L.E.: What are the prospects for using gene expression profiling to develop a biological measurement of aging? In other words, a way of giving an individual a reasonable assessment of what his or her biological age is.
S.S.: Gerontologists have been interested in developing a biomarker system for measuring biological age for at least twenty years, that I know of. And they want to do that for precisely the reasons we've talked about in this interview. One would like to be able to know when a treatment or compound is affecting aging without having to look at life span. Also, just from every human's point of view, we'd like to know how close we are to death. I don't know how well gene expression profiling will serve as a yardstick for biological age. It's a little early to tell yet, but I think because we're looking at so many things, gene expression levels eventually of 30,000 genes and 3.1 splice variants each, some of which will change with age, I can't help but think it's likely we'll find highly reliable biomarkers of aging.

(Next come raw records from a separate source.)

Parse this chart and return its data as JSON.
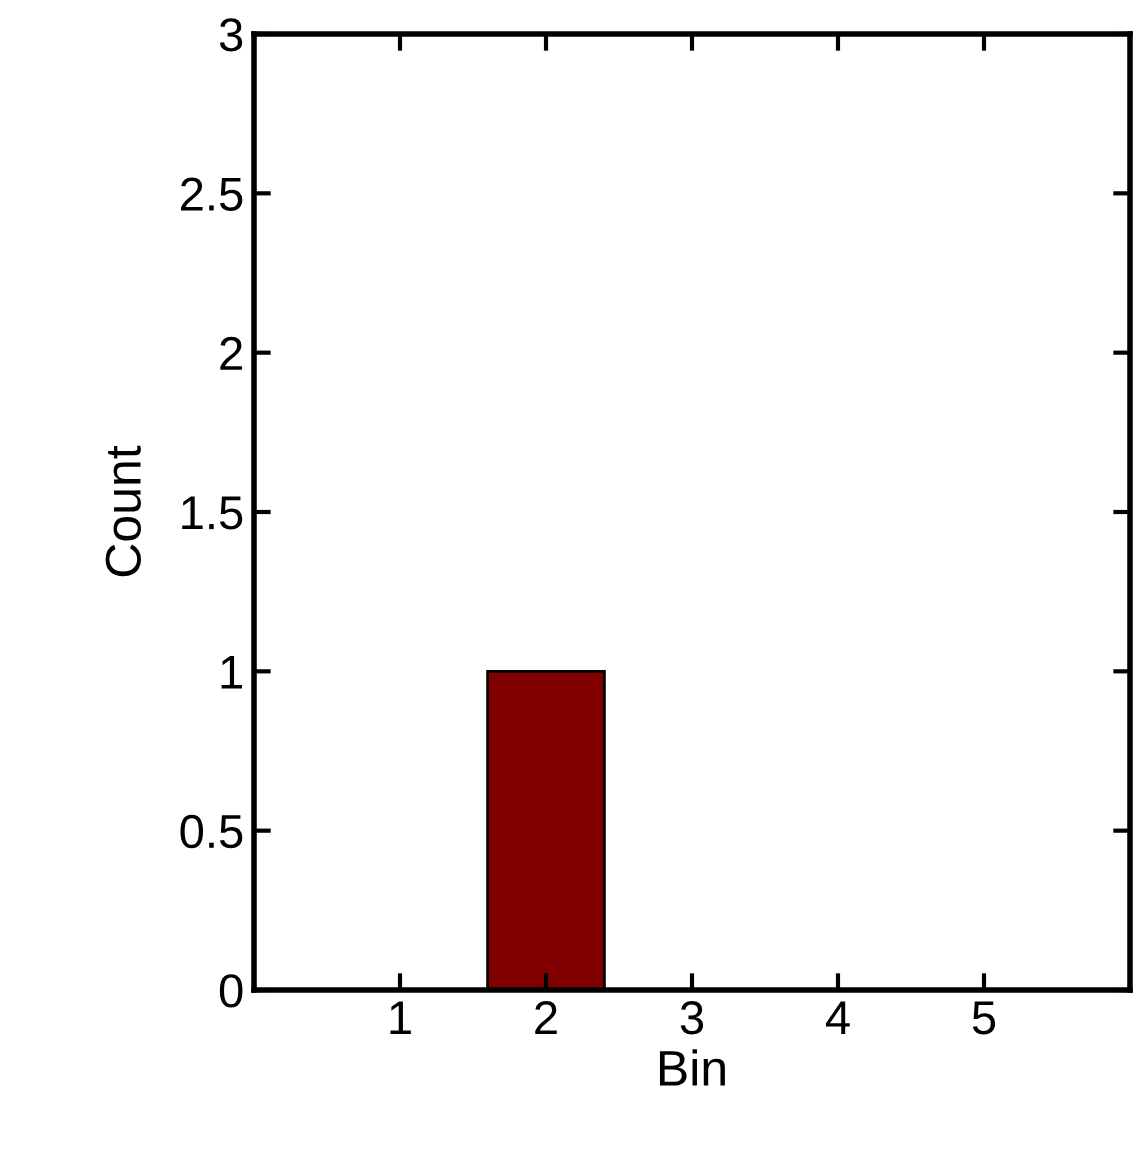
{
  "chart_data": {
    "type": "bar",
    "xlabel": "Bin",
    "ylabel": "Count",
    "x": [
      1,
      2,
      3,
      4,
      5
    ],
    "series": [
      {
        "color": "#800000",
        "values": [
          0,
          1,
          0,
          0,
          0
        ]
      }
    ],
    "xlim": [
      0,
      6
    ],
    "xticks": [
      1,
      2,
      3,
      4,
      5
    ],
    "ylim": [
      0,
      3
    ],
    "yticks": [
      0,
      0.5,
      1,
      1.5,
      2,
      2.5,
      3
    ],
    "grid": false,
    "legend": false
  }
}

L.E.: Agreed. The magnitude of the problem of dealing with aging may depend on how many genes are involved. Can you speculate about how many genes you think may change with aging in a whole mouse or a human?
S.S.: It is an amazingly small number. Most gerontologists agree that there are on the order of tens to hundreds of genes that are involved in changing the life span of an organism from shorter to longer, based on selection experiments (directed breeding to produce long-lived animals). It has to be a relatively small number of genes because you're able to select for long life over a relatively short period of time.
L.E.: In the original Weindruch and Prolla paper on muscle, the number of genes whose expression went up with age by more than a factor of two was 58 out of the 6347 genes examined, or 0.9%. The number of genes whose expression went down by more than a factor of 2 was 55, or also about 0.9%. The total percentage of genes that went either up or down by over 2-fold was 1.8%.
S.S.: You have to remember that that was 1.8%. of the total probes that were on the chip. I don't know about those studies in particular, but normally in gene expression studies done with micro-arrays, the number of genes that actually report a signal (are active) is significantly less than the total number of genes on the chip. I don't know what their results were in terms of active genes. But I think the number of genes that change with age is probably a larger percent, several percent, of the genes that are active.
L.E.: OK. How many of the genes were active in your study?
S.S.: Oh, around 4,000, or about one third of the total looked at.
L.E.: OK, now let's try to compare the muscle results with your liver results. First, you examined over 11,000 genes and found only 46 known genes that went either up or down with age.
S.S.: Yes. I was surprised to find, looking at the liver, that in control mice there were only 20 that went up and 26 that went down. And there were far fewer changes when we imposed calorie restriction.